The World Health Organization declared COVID-19 a global pandemic on 11 March 2020. Two months on, no country in the world has clear daily numbers on how many people are truly infected with the coronavirus or how many have died because of it.

The available numbers—particularly recorded cases—remain gross underestimates, including in India. However, India has not yet seen widespread transmission. At over 80,000 cases and around 2,700 deaths, even after accounting for the low number of tests per million people, India’s numbers remain much lower than what many experts had predicted at the beginning of the outbreak.

India is not an outlier. The world is struggling to understand why the spread and devastation of the COVID-19 virus has been less than anticipated in many large countries. Of the ten most populous countries, which make up 60 percent of the world population, only three—the US,

Brazil and Russia—have total confirmed cases per million people higher than the global average. When it comes to deaths per million people, eight out of ten most populous countries (barring the US and Brazil) have an average lower than the global average.
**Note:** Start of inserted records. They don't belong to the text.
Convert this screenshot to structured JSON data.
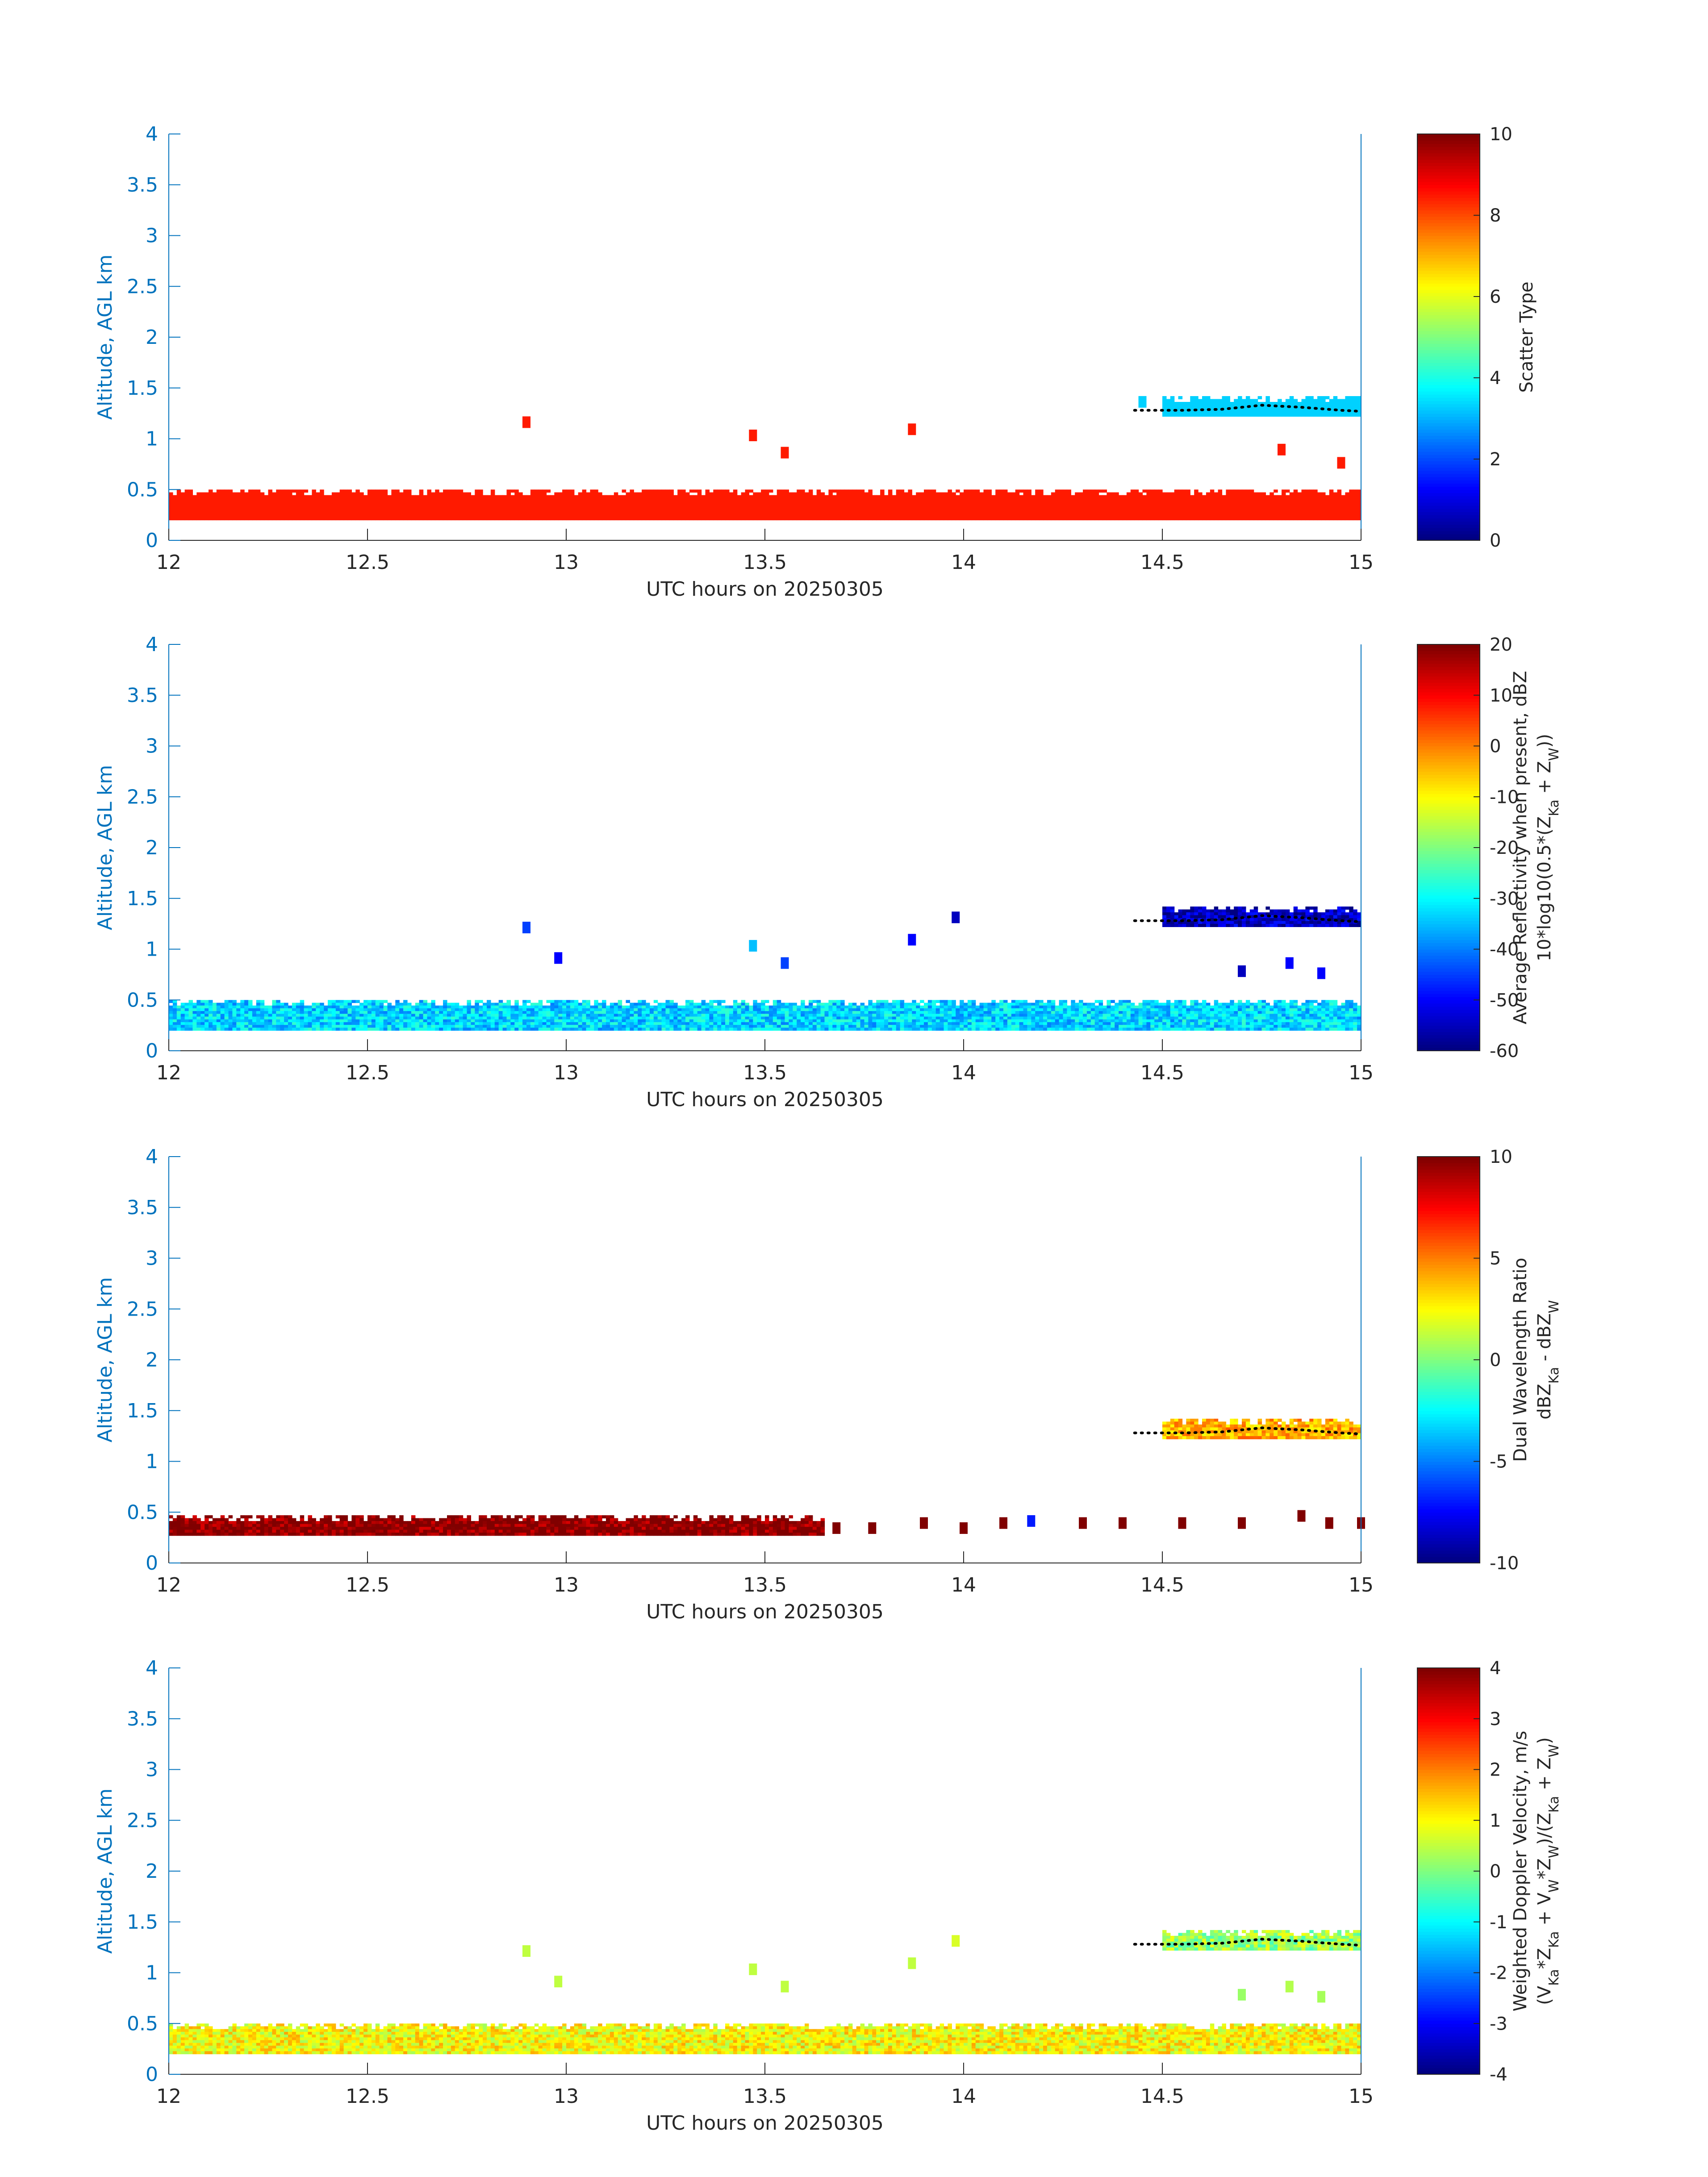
{
  "chart_data": [
    {
      "type": "heatmap",
      "xlabel": "UTC hours on 20250305",
      "ylabel": "Altitude, AGL km",
      "xlim": [
        12,
        15
      ],
      "ylim": [
        0,
        4
      ],
      "xticks": [
        "12",
        "12.5",
        "13",
        "13.5",
        "14",
        "14.5",
        "15"
      ],
      "yticks": [
        "0",
        "0.5",
        "1",
        "1.5",
        "2",
        "2.5",
        "3",
        "3.5",
        "4"
      ],
      "colorbar": {
        "label_lines": [
          "Scatter Type"
        ],
        "range": [
          0,
          10
        ],
        "ticks": [
          "0",
          "2",
          "4",
          "6",
          "8",
          "10"
        ],
        "colormap": "jet"
      },
      "layers": [
        {
          "x0": 12.0,
          "x1": 15.0,
          "y0": 0.2,
          "y1": 0.5,
          "value": 8.5
        },
        {
          "x0": 14.5,
          "x1": 15.0,
          "y0": 1.22,
          "y1": 1.42,
          "value": 3.3
        }
      ],
      "patches": [
        {
          "x": 12.9,
          "y": 1.15,
          "value": 8.5
        },
        {
          "x": 13.47,
          "y": 1.02,
          "value": 8.5
        },
        {
          "x": 13.55,
          "y": 0.85,
          "value": 8.5
        },
        {
          "x": 13.87,
          "y": 1.08,
          "value": 8.5
        },
        {
          "x": 14.45,
          "y": 1.35,
          "value": 3.3
        },
        {
          "x": 14.8,
          "y": 0.88,
          "value": 8.5
        },
        {
          "x": 14.95,
          "y": 0.75,
          "value": 8.5
        }
      ],
      "cloud_base_trace": {
        "x": [
          14.43,
          14.47,
          14.55,
          14.65,
          14.75,
          14.85,
          14.95,
          15.0
        ],
        "y": [
          1.28,
          1.28,
          1.28,
          1.29,
          1.33,
          1.31,
          1.28,
          1.27
        ]
      }
    },
    {
      "type": "heatmap",
      "xlabel": "UTC hours on 20250305",
      "ylabel": "Altitude, AGL km",
      "xlim": [
        12,
        15
      ],
      "ylim": [
        0,
        4
      ],
      "xticks": [
        "12",
        "12.5",
        "13",
        "13.5",
        "14",
        "14.5",
        "15"
      ],
      "yticks": [
        "0",
        "0.5",
        "1",
        "1.5",
        "2",
        "2.5",
        "3",
        "3.5",
        "4"
      ],
      "colorbar": {
        "label_lines": [
          "Average Reflectivity when present, dBZ",
          "10*log10(0.5*(Z_Ka + Z_W))"
        ],
        "range": [
          -60,
          20
        ],
        "ticks": [
          "-60",
          "-50",
          "-40",
          "-30",
          "-20",
          "-10",
          "0",
          "10",
          "20"
        ],
        "colormap": "jet"
      },
      "layers": [
        {
          "x0": 12.0,
          "x1": 15.0,
          "y0": 0.2,
          "y1": 0.5,
          "value": -33
        },
        {
          "x0": 14.5,
          "x1": 15.0,
          "y0": 1.22,
          "y1": 1.42,
          "value": -55
        }
      ],
      "patches": [
        {
          "x": 12.9,
          "y": 1.2,
          "value": -45
        },
        {
          "x": 12.98,
          "y": 0.9,
          "value": -50
        },
        {
          "x": 13.47,
          "y": 1.02,
          "value": -35
        },
        {
          "x": 13.55,
          "y": 0.85,
          "value": -45
        },
        {
          "x": 13.87,
          "y": 1.08,
          "value": -50
        },
        {
          "x": 13.98,
          "y": 1.3,
          "value": -55
        },
        {
          "x": 14.7,
          "y": 0.77,
          "value": -55
        },
        {
          "x": 14.82,
          "y": 0.85,
          "value": -50
        },
        {
          "x": 14.9,
          "y": 0.75,
          "value": -50
        }
      ],
      "cloud_base_trace": {
        "x": [
          14.43,
          14.47,
          14.55,
          14.65,
          14.75,
          14.85,
          14.95,
          15.0
        ],
        "y": [
          1.28,
          1.28,
          1.28,
          1.29,
          1.33,
          1.31,
          1.28,
          1.27
        ]
      }
    },
    {
      "type": "heatmap",
      "xlabel": "UTC hours on 20250305",
      "ylabel": "Altitude, AGL km",
      "xlim": [
        12,
        15
      ],
      "ylim": [
        0,
        4
      ],
      "xticks": [
        "12",
        "12.5",
        "13",
        "13.5",
        "14",
        "14.5",
        "15"
      ],
      "yticks": [
        "0",
        "0.5",
        "1",
        "1.5",
        "2",
        "2.5",
        "3",
        "3.5",
        "4"
      ],
      "colorbar": {
        "label_lines": [
          "Dual Wavelength Ratio",
          "dBZ_Ka - dBZ_W"
        ],
        "range": [
          -10,
          10
        ],
        "ticks": [
          "-10",
          "-5",
          "0",
          "5",
          "10"
        ],
        "colormap": "jet"
      },
      "layers": [
        {
          "x0": 12.0,
          "x1": 13.65,
          "y0": 0.27,
          "y1": 0.47,
          "value": 10
        },
        {
          "x0": 14.5,
          "x1": 15.0,
          "y0": 1.22,
          "y1": 1.42,
          "value": 4
        }
      ],
      "patches": [
        {
          "x": 13.68,
          "y": 0.33,
          "value": 10
        },
        {
          "x": 13.77,
          "y": 0.33,
          "value": 10
        },
        {
          "x": 13.9,
          "y": 0.38,
          "value": 10
        },
        {
          "x": 14.0,
          "y": 0.33,
          "value": 10
        },
        {
          "x": 14.1,
          "y": 0.38,
          "value": 10
        },
        {
          "x": 14.17,
          "y": 0.4,
          "value": -7
        },
        {
          "x": 14.3,
          "y": 0.38,
          "value": 10
        },
        {
          "x": 14.4,
          "y": 0.38,
          "value": 10
        },
        {
          "x": 14.55,
          "y": 0.38,
          "value": 10
        },
        {
          "x": 14.7,
          "y": 0.38,
          "value": 10
        },
        {
          "x": 14.85,
          "y": 0.45,
          "value": 10
        },
        {
          "x": 14.92,
          "y": 0.38,
          "value": 10
        },
        {
          "x": 15.0,
          "y": 0.38,
          "value": 10
        }
      ],
      "cloud_base_trace": {
        "x": [
          14.43,
          14.47,
          14.55,
          14.65,
          14.75,
          14.85,
          14.95,
          15.0
        ],
        "y": [
          1.28,
          1.28,
          1.28,
          1.29,
          1.33,
          1.31,
          1.28,
          1.27
        ]
      }
    },
    {
      "type": "heatmap",
      "xlabel": "UTC hours on 20250305",
      "ylabel": "Altitude, AGL km",
      "xlim": [
        12,
        15
      ],
      "ylim": [
        0,
        4
      ],
      "xticks": [
        "12",
        "12.5",
        "13",
        "13.5",
        "14",
        "14.5",
        "15"
      ],
      "yticks": [
        "0",
        "0.5",
        "1",
        "1.5",
        "2",
        "2.5",
        "3",
        "3.5",
        "4"
      ],
      "colorbar": {
        "label_lines": [
          "Weighted Doppler Velocity, m/s",
          "(V_Ka*Z_Ka + V_W*Z_W)/(Z_Ka + Z_W)"
        ],
        "range": [
          -4,
          4
        ],
        "ticks": [
          "-4",
          "-3",
          "-2",
          "-1",
          "0",
          "1",
          "2",
          "3",
          "4"
        ],
        "colormap": "jet"
      },
      "layers": [
        {
          "x0": 12.0,
          "x1": 15.0,
          "y0": 0.2,
          "y1": 0.5,
          "value": 1.0
        },
        {
          "x0": 14.5,
          "x1": 15.0,
          "y0": 1.22,
          "y1": 1.42,
          "value": 0.2
        }
      ],
      "patches": [
        {
          "x": 12.9,
          "y": 1.2,
          "value": 0.5
        },
        {
          "x": 12.98,
          "y": 0.9,
          "value": 0.5
        },
        {
          "x": 13.47,
          "y": 1.02,
          "value": 0.5
        },
        {
          "x": 13.55,
          "y": 0.85,
          "value": 0.5
        },
        {
          "x": 13.87,
          "y": 1.08,
          "value": 0.5
        },
        {
          "x": 13.98,
          "y": 1.3,
          "value": 0.7
        },
        {
          "x": 14.7,
          "y": 0.77,
          "value": 0.2
        },
        {
          "x": 14.82,
          "y": 0.85,
          "value": 0.4
        },
        {
          "x": 14.9,
          "y": 0.75,
          "value": 0.3
        }
      ],
      "cloud_base_trace": {
        "x": [
          14.43,
          14.47,
          14.55,
          14.65,
          14.75,
          14.85,
          14.95,
          15.0
        ],
        "y": [
          1.28,
          1.28,
          1.28,
          1.29,
          1.33,
          1.31,
          1.28,
          1.27
        ]
      }
    }
  ]
}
The pandemic is still in the early stages and, like what happened with Brazil, a surge is expected in many large countries, including India, as restrictions imposed by the lockdowns are eased. However, even when more intensive transmission of the virus may be inevitable, the current spread among the Indian population seems limited inside certain states like Maharashtra and Gujarat, where positive cases per tests conducted remain high and climbing.

Given this context, this report presents the state-level situation—tracking the broad risks that the population is faced with, the overall preparedness of the health system, the spread of the virus over the last two months in terms of morbidity and mortality, the expansion of testing and the response on several fronts by the state governments.